Seattle is worse at snow than Atlanta, something I didn’t think was possible. I avoided most of the 2019 snowpacalypse because I was in Australia (I smartly changed my flight and flew to LA early so I wasn’t stranded in the airport when the snow really hit like some of my colleagues…spending a day at Disneyland instead of worrying about making my connection to my 15-hour flight to Sydney was one of the smarter travel decisions I’ve ever made), but I was in Bellevue of all places before it really came down for a work-offsite, but it was icy and there were drifts, and it was shocking to me how poorly even the commercial areas dealt with ice and snow. I had to have my husband bring my snow boots from NYC to where I was staying 12 miles away (at The W) so that I wouldn’t break my neck walking across the street from the hotel to the venue of the off-site. I understand the lack of infrastructure, but it was again, worse than Atlanta. And Atlanta is a city that doesn’t have mountains/ski resorts nearby.

Last year, it snowed a bit and they were downright negligent about clearing out the snow and ice in front of my luxury apartment building/the busy sidewalk, making it nearly impossible to even leave (even by car, let alone if you were trying to walk). A lot of that was on the building owner, but the city was equally negligent with its lack of attempts to make streets accessible by foot or by car. A girl at UW died in 2019 because the school both didn’t put out proper signage for ice and didn’t do the rational thing and try to de-ice campus.

Like I said, I never thought I’d see a city handle snow worse than Atlanta. But the PNW (and Seattle especially) certainly does.

[1]: https://www.politico.com/magazine/story/2014/01/atlanta-snow...

3 comments

To be fair, the advantage of being ready for the few days of snow in either place is pretty low. I remember all the cars stranded in the interstate in Atlanta. Had to walk to pick up my kids from the school about two miles away because the buses were stuck in traffic.

Here in Seattle, I was lucky that I was only a block from a grocery store. Roads may have been bad, but I wouldn't know. Just stuck closer to home.

Of course, now I live out down a non city maintained road. Guessing it will be longer before I get out, this time.

Be careful not to conflate those west of the Cascades (esp. Seattle and Portland) with those on the east side (e.g. Bend, Spokane).
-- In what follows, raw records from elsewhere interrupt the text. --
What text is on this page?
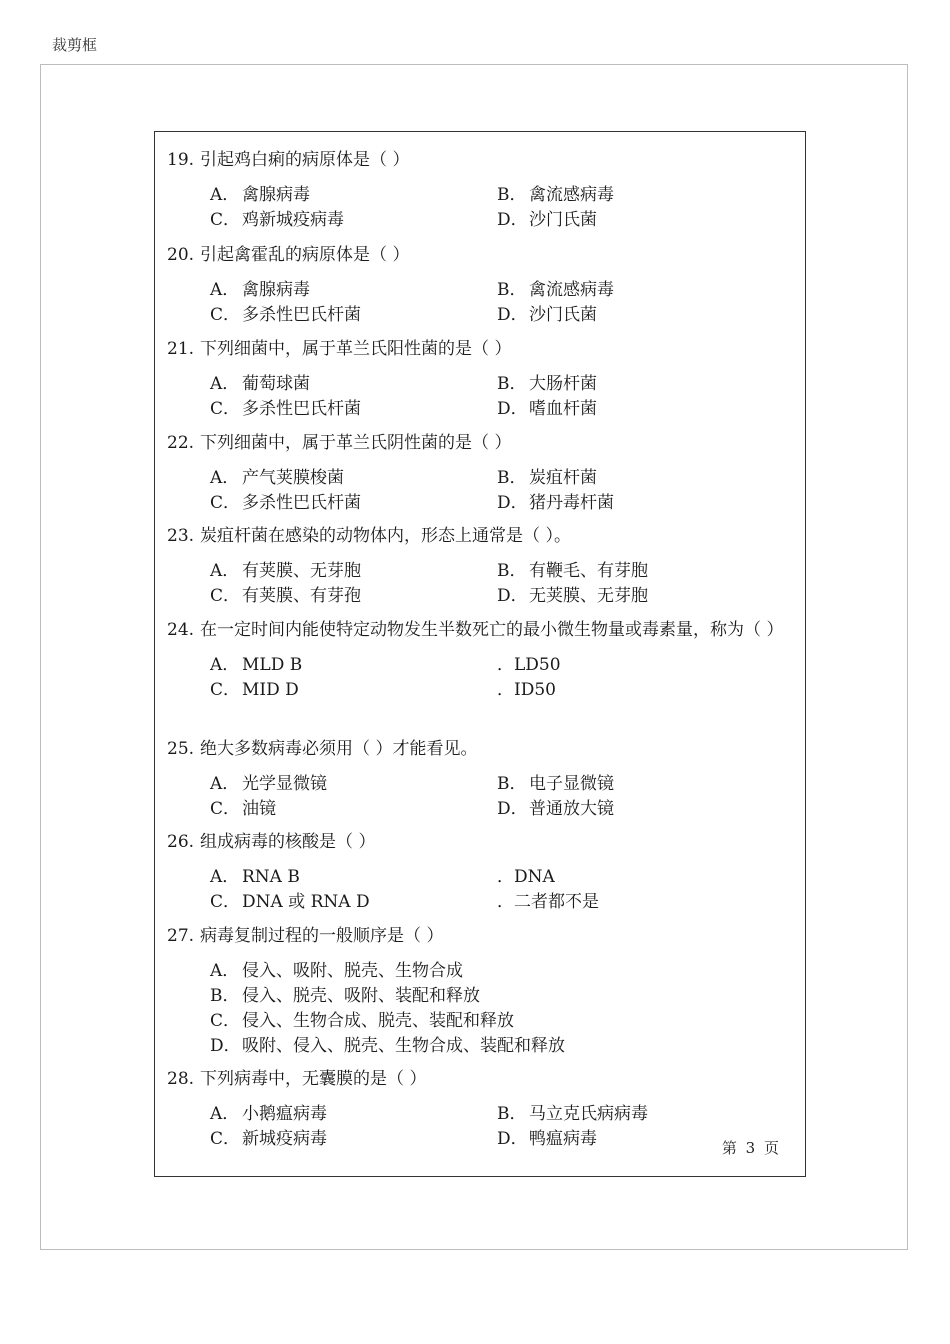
裁剪框
19. 引起鸡白痢的病原体是（ ）
A． 禽腺病毒	B． 禽流感病毒
C． 鸡新城疫病毒	D． 沙门氏菌
20. 引起禽霍乱的病原体是（ ）
A． 禽腺病毒	B． 禽流感病毒
C． 多杀性巴氏杆菌	D． 沙门氏菌
21. 下列细菌中，属于革兰氏阳性菌的是（ ）
A． 葡萄球菌	B． 大肠杆菌
C． 多杀性巴氏杆菌	D． 嗜血杆菌
22. 下列细菌中，属于革兰氏阴性菌的是（ ）
A． 产气荚膜梭菌	B． 炭疽杆菌
C． 多杀性巴氏杆菌	D． 猪丹毒杆菌
23. 炭疽杆菌在感染的动物体内，形态上通常是（ ）。
A． 有荚膜、无芽胞	B． 有鞭毛、有芽胞
C． 有荚膜、有芽孢	D． 无荚膜、无芽胞
24. 在一定时间内能使特定动物发生半数死亡的最小微生物量或毒素量，称为（ ）
A． MLD B	． LD50
C． MID D	． ID50
25. 绝大多数病毒必须用（ ）才能看见。
A． 光学显微镜	B． 电子显微镜
C． 油镜	D． 普通放大镜
26. 组成病毒的核酸是（ ）
A． RNA B	． DNA
C． DNA 或 RNA D	． 二者都不是
27. 病毒复制过程的一般顺序是（ ）
A． 侵入、吸附、脱壳、生物合成
B． 侵入、脱壳、吸附、装配和释放
C． 侵入、生物合成、脱壳、装配和释放
D． 吸附、侵入、脱壳、生物合成、装配和释放
28. 下列病毒中，无囊膜的是（ ）
A． 小鹅瘟病毒	B． 马立克氏病病毒
C． 新城疫病毒	D． 鸭瘟病毒	第 3 页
Those who who live(d) east of the mountains handle snow just fine.
> Those who who live(d) east of the Mountains handle snow just fine.
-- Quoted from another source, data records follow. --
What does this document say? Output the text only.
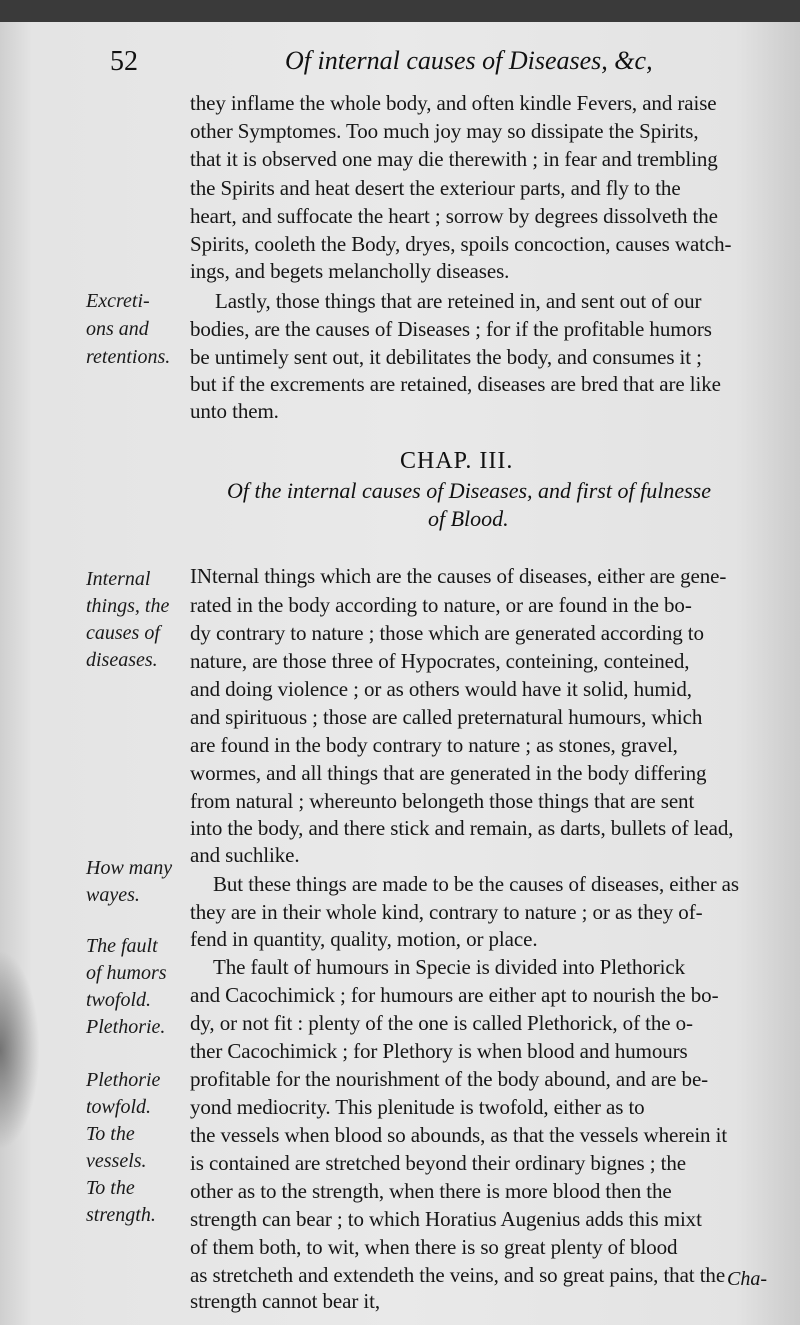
52	Of internal causes of Diseases, &c,
they inflame the whole body, and often kindle Fevers, and raise
other Symptomes. Too much joy may so dissipate the Spirits,
that it is observed one may die therewith ; in fear and trembling
the Spirits and heat desert the exteriour parts, and fly to the
heart, and suffocate the heart ; sorrow by degrees dissolveth the
Spirits, cooleth the Body, dryes, spoils concoction, causes watch-
ings, and begets melancholly diseases.
Lastly, those things that are reteined in, and sent out of our
bodies, are the causes of Diseases ; for if the profitable humors
be untimely sent out, it debilitates the body, and consumes it ;
but if the excrements are retained, diseases are bred that are like
unto them.
CHAP. III.
Of the internal causes of Diseases, and first of fulnesse
of Blood.
INternal things which are the causes of diseases, either are gene-
rated in the body according to nature, or are found in the bo-
dy contrary to nature ; those which are generated according to
nature, are those three of Hypocrates, conteining, conteined,
and doing violence ; or as others would have it solid, humid,
and spirituous ; those are called preternatural humours, which
are found in the body contrary to nature ; as stones, gravel,
wormes, and all things that are generated in the body differing
from natural ; whereunto belongeth those things that are sent
into the body, and there stick and remain, as darts, bullets of lead,
and suchlike.
But these things are made to be the causes of diseases, either as
they are in their whole kind, contrary to nature ; or as they of-
fend in quantity, quality, motion, or place.
The fault of humours in Specie is divided into Plethorick
and Cacochimick ; for humours are either apt to nourish the bo-
dy, or not fit : plenty of the one is called Plethorick, of the o-
ther Cacochimick ; for Plethory is when blood and humours
profitable for the nourishment of the body abound, and are be-
yond mediocrity. This plenitude is twofold, either as to
the vessels when blood so abounds, as that the vessels wherein it
is contained are stretched beyond their ordinary bignes ; the
other as to the strength, when there is more blood then the
strength can bear ; to which Horatius Augenius adds this mixt
of them both, to wit, when there is so great plenty of blood
as stretcheth and extendeth the veins, and so great pains, that the
strength cannot bear it,
Excreti-
ons and
retentions.
Internal
things, the
causes of
diseases.
How many
wayes.
The fault
of humors
twofold.
Plethorie.
Plethorie
towfold.
To the
vessels.
To the
strength.
Cha-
I spent most of my life in Minnesota, and even there, people think they can handle snow (which they do better than folks here in the Puget Sound region). But every year, there are huge pileups, gruesome accidents, slowdowns, etc. They, just as people east of the Cascades, have more experience, but I would stop short of saying that they 'handle it just fine.'

True. It only takes one bozo to mess everything up. I often see crazy folks passing as they are heading up to ski who think they are impervious to snow / ice on the roads. BTW, Minnesota was much farther east than I meant.
Just a nit but Atlanta does have mountains nearby. The Appalachians begin around Atlanta and there are 4000 foot mountains just 90 minutes away.